Welcome to Pocket Science: a glimpse at recent research from Husker scientists and engineers. For those who want to quickly learn the “What,” “So what” and “Now what” of Husker research.
Domesticated chickens in the United States alone produce more than 2 billion pounds of feathers annually. Those feathers have long been considered a waste product, especially when contaminated with blood, feces or bacteria that can prove hazardous to the environment.
Nebraska’s Yiqi Yang is among a growing cadre of researchers looking to transform those feathers into fibers that find a place in natural fabrics. In that vein, Yang and his Husker colleagues are devising and testing methods to improve the properties of feather-derived fibers.
Those methods include cross-linking: chemically bonding long protein chains — including keratin, a water-resistant protein of feathers — to bolster the performance of the resulting fibers and fabrics. But that performance must still improve, and unwanted side effects of cross-linking be resolved, before feathers emerge as a greener alternative to petroleum-based materials — polyester, nylon — currently dominating the market.
In a recent study, Yang’s team experimented with a cross-linking class known as saccharide aldehydes. By modifying the molecular structure and concentration of the aldehydes, the team developed keratin fibers substantially stronger than those produced via another popular cross-linker, citric acid.
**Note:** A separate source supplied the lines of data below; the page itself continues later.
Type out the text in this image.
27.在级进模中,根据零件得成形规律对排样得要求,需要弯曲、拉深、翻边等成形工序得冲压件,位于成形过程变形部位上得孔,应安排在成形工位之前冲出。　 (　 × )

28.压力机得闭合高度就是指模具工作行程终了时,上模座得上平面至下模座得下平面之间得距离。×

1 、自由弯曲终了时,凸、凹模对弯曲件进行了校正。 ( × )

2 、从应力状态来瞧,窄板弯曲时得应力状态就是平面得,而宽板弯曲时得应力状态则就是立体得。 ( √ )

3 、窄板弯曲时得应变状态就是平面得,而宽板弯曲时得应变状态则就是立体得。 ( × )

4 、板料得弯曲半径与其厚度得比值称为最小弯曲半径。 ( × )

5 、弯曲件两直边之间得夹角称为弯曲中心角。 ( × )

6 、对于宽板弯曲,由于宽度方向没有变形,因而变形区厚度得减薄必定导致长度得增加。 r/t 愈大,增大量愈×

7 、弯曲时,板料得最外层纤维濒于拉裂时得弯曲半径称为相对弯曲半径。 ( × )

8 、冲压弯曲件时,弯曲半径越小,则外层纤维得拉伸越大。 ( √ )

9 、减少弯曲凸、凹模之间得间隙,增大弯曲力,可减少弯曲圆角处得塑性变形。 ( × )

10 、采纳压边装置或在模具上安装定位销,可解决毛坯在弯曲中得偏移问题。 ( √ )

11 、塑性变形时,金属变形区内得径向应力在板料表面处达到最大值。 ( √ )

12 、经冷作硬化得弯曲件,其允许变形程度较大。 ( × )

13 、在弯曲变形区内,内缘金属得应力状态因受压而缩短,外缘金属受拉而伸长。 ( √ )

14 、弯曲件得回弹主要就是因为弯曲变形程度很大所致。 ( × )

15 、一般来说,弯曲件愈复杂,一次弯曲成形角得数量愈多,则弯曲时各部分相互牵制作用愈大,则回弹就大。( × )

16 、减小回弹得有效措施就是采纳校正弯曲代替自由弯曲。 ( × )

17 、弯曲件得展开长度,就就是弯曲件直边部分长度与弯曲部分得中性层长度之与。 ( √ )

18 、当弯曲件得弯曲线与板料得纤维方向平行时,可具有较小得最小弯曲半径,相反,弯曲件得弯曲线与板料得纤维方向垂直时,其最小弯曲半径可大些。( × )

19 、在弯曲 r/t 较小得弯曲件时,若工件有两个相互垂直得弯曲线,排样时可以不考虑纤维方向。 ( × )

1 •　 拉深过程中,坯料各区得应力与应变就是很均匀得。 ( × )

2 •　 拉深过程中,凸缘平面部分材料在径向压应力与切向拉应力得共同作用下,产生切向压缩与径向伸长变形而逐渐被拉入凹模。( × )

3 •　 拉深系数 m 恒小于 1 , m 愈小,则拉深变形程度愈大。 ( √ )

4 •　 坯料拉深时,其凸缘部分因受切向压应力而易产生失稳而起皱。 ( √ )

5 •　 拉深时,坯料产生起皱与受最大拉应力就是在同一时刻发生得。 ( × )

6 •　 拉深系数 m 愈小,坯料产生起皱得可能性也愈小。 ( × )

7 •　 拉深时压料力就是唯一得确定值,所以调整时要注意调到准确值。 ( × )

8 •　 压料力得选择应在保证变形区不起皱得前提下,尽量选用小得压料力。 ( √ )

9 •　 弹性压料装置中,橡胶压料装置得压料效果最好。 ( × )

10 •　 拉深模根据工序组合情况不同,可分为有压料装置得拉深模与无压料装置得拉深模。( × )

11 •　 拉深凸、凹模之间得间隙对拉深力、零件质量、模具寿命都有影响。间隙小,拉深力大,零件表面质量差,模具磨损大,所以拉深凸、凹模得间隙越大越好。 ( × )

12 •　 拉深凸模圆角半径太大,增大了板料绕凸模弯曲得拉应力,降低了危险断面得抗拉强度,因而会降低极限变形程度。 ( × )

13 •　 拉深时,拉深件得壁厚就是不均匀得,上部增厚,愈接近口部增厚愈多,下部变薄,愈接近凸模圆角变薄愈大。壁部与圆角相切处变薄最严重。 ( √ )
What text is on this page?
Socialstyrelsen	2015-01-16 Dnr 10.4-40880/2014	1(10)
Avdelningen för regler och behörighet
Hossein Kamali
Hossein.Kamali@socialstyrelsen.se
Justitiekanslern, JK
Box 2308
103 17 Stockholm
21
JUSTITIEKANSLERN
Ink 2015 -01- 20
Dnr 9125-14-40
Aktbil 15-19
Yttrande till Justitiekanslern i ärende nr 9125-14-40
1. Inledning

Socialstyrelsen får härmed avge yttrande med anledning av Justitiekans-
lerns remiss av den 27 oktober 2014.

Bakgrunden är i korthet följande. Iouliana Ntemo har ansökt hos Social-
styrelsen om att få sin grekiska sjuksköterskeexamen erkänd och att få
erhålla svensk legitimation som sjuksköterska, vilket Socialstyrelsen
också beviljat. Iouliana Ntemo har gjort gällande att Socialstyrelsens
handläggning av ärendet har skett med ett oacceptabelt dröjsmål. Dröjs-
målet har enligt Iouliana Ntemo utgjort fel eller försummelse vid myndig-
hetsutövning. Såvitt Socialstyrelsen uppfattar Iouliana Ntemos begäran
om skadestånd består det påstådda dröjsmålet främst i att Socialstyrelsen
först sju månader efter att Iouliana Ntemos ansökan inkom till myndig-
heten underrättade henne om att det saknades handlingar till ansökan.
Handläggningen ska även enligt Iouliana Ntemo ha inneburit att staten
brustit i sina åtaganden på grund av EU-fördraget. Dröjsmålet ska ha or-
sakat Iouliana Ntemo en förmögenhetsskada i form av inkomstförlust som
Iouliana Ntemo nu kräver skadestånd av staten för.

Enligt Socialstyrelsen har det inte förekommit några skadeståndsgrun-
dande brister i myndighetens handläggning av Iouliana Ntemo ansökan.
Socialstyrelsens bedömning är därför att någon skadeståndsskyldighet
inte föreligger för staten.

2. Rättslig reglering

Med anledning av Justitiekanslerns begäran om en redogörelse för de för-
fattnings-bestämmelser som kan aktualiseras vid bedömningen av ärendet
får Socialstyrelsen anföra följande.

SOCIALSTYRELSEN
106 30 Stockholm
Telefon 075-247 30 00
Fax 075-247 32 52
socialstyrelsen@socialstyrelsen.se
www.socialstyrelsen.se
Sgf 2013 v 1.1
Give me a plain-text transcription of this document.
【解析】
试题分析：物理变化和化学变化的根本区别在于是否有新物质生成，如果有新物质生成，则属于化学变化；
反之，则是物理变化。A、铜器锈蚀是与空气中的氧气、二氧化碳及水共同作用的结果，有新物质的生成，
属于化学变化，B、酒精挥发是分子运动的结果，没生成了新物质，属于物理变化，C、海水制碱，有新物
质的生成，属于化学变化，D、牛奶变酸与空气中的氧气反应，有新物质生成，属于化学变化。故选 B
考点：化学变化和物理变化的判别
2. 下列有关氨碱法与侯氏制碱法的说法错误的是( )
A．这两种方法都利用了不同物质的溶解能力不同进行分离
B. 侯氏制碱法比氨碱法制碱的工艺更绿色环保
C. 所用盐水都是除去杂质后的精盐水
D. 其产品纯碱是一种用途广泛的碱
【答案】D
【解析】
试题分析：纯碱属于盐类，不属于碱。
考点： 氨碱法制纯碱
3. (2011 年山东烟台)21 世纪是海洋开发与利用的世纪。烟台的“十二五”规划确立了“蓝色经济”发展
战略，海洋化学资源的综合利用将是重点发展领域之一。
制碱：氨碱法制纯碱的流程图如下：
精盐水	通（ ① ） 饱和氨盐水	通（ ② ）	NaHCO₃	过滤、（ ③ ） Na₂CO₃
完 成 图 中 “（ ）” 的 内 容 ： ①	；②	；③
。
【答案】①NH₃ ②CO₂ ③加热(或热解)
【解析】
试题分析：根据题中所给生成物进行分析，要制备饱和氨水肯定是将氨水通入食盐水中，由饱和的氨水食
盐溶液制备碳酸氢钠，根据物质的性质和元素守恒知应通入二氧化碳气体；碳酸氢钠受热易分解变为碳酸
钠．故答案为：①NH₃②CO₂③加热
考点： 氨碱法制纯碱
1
Those fibers possessed 90% of wool’s strength after long-term immersion in water and 120% of wool’s strength under dry conditions. Importantly, those fibers retained their color and boasted a capacity to absorb dyes that far exceeded that of other cross-linked, keratin-based fibers. The production process also yielded none of the toxic formaldehyde that has previously hounded cross-linking processes involving aldehydes.
With further improvements, the team estimates that chicken feather-derived fibers could ultimately reduce the U.S. market share of petroleum-based fibers by 10% — while putting to use an overlooked waste product of the food industry. And given the low cost of feathers, keratin-based fibers would likely cost less than wool, Yang said.